I got into this industry later than most of my peers. I spent eight years as a professional dancer and I lucked into a job at a high-end and well-regarded restaurant in Cherry Creek. I was 28 and still thinking I would return to dancing. I was disciplined, mature, and not your average restaurant worker. I watched alcohol, cigarettes, Adderall, and cocaine control my peers’ lives. I moved up the ranks quickly and eventually managed for the company. I attribute this to my discipline, my attention to detail, and my dedication to what I began to see as a career. But the longer I stay in the industry, the more I realize I am only partially correct. As a whole, the next generation doesn’t view this as a career to be taken seriously. And so many in leadership positions are not helping young people see past the after-work cocktail. 

Fast forward to present day. We are thriving. We are proud of the work we do, even if it’s harder without the satisfaction of guests smiling over their bowls of ramen. But the staff fights every single day to be their best. We here at Uncle are different because we are a kind of gang. We hold each other accountable. We hold each other up. We have protected the sanctity of the work space. And in some weird, mirror-like projection, the workplace has protected us during the strangest time in our history.

Safe Haven

By Sean Kenyon, bartender and proprietor of Blue Collar Cocktails, Denver

Smiling white man with tattoos, beard and glasses wearing an apron and standing behind a wooden bar.
Sean Kenyon’s bars include Williams & Graham and the Occidental, both in Denver. / Courtesy Sean Kenyon

My love for bars started long before it was legal for me to drink. I grew up in them, and I am a third-generation bartender and bar owner. My mother, father, and grandfather were bartenders. I have worked in food and beverage since I was 12. I was an overweight kid who struggled socially and didn’t have many friends. My father’s bar was the one social setting where I found unconditional love and acceptance. Being there helped me gain confidence. It taught me how to converse, to interact, and to develop a sense of humor and a much-needed thicker skin. My father’s bar patrons became part of my family (my mother referred to them as my drunken uncles). My father, Bob Kenyon (known by seemingly everyone as BK), was a master of creating community. He treated his staff and guests like family and they, in turn, did the same. I have spent the entirety of my career either seeking similar work situations or trying to create them.

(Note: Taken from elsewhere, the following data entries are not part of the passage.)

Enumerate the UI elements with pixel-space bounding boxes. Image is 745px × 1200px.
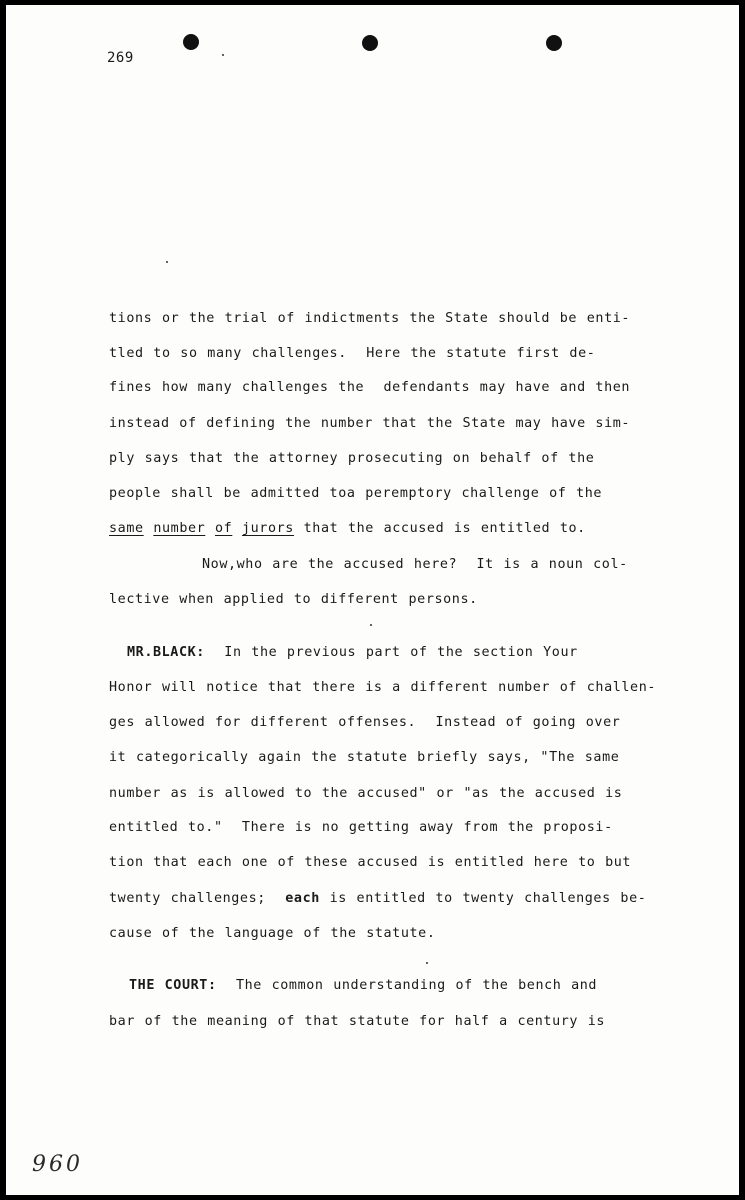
- page-number: 269: [107, 50, 134, 66]
- text-fragment: The common understanding of the bench and: [216, 978, 598, 993]
- scan-speck: [370, 624, 372, 626]
- scan-speck: [166, 261, 168, 263]
- punch-hole-right: [546, 35, 562, 51]
- text-fragment: is entitled to twenty challenges be-: [319, 891, 647, 906]
- text-line: number as is allowed to the accused" or "as the accused is: [109, 786, 623, 801]
- text-line: [129, 978, 597, 993]
- handwritten-mark: 960: [32, 1152, 83, 1177]
- text-line: instead of defining the number that the State may have sim-: [109, 416, 631, 431]
- scan-speck: [222, 54, 224, 56]
- text-line: tions or the trial of indictments the State should be enti-: [109, 311, 631, 326]
- text-line: cause of the language of the statute.: [109, 926, 436, 941]
- bold-word: each: [285, 891, 320, 906]
- speaker-label: MR.BLACK:: [127, 645, 205, 660]
- text-line: people shall be admitted toa peremptory challenge of the: [109, 486, 603, 501]
- text-line: entitled to." There is no getting away from the proposi-: [109, 820, 613, 835]
- speaker-label: THE COURT:: [129, 978, 217, 993]
- underlined-word: number: [153, 521, 206, 536]
- text-line: [127, 645, 578, 660]
- text-line: it categorically again the statute briefly says, "The same: [109, 750, 620, 765]
- punch-hole-center: [362, 35, 378, 51]
- text-line: [109, 891, 646, 906]
- text-line: bar of the meaning of that statute for half a century is: [109, 1014, 606, 1029]
- text-line: ges allowed for different offenses. Instead of going over: [109, 715, 621, 730]
- document-page: [6, 5, 739, 1195]
- text-fragment: twenty challenges;: [109, 891, 286, 906]
- text-line: tled to so many challenges. Here the statute first de-: [109, 346, 596, 361]
- text-line: ply says that the attorney prosecuting on behalf of the: [109, 451, 595, 466]
- punch-hole-left: [183, 34, 199, 50]
- underlined-word: same: [109, 521, 144, 536]
- text-line: Now,who are the accused here? It is a noun col-: [202, 557, 628, 572]
- text-line: fines how many challenges the defendants may have and then: [109, 380, 631, 395]
- text-line: lective when applied to different persons.: [109, 592, 478, 607]
- text-line: tion that each one of these accused is entitled here to but: [109, 855, 632, 870]
- text-line: Honor will notice that there is a different number of challen-: [109, 680, 657, 695]
- text-fragment: that the accused is entitled to.: [303, 521, 586, 536]
- underlined-word: of: [214, 521, 233, 536]
- underlined-word: jurors: [241, 521, 294, 536]
- scan-speck: [426, 962, 428, 964]
- text-line: [109, 521, 586, 536]
- text-fragment: In the previous part of the section Your: [204, 645, 578, 660]
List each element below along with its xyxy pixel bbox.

However significant [bars and restaurants] are for guests, they are monumental for the people who work in them.

Now that I have my own bars, my goal is that everyone leaves in a better place than when they walked in. I feel an important responsibility towards our guests. The way I see it, my staff and I have the power to make or break someone’s day in a matter of seconds. If someone walks into our bar and we acknowledge them right away and bring them into our little community, then we’ve made them feel part of something greater. That is our goal. But if we ignore that same person when they walk in, we could ruin their day. It’s a big responsibility, but I love the challenge and it fulfills me when we get it right.

Bars and restaurants have long been the heart of our communities. They have been places to celebrate, commiserate, and hatch plans. You can walk in alone and instantly join a community, if only for the night. However significant these places are for guests, they are monumental for the people who work in them. They are sanctuaries for those who don’t fit in, a work version of the Island of Misfit Toys. They are places where someone—like me—who constantly feels like an outsider can experience inclusion and companionship. 

Our industry has struggled, but we will endure. We are fighters and people who have overcome adversity. We will draw on that strength and fortitude. We will survive. Bars and restaurants are much more than food and drink; they feed and nurture the soul of society. And, like an old friend, they are there for you when you need them. Right now, those friends need your love.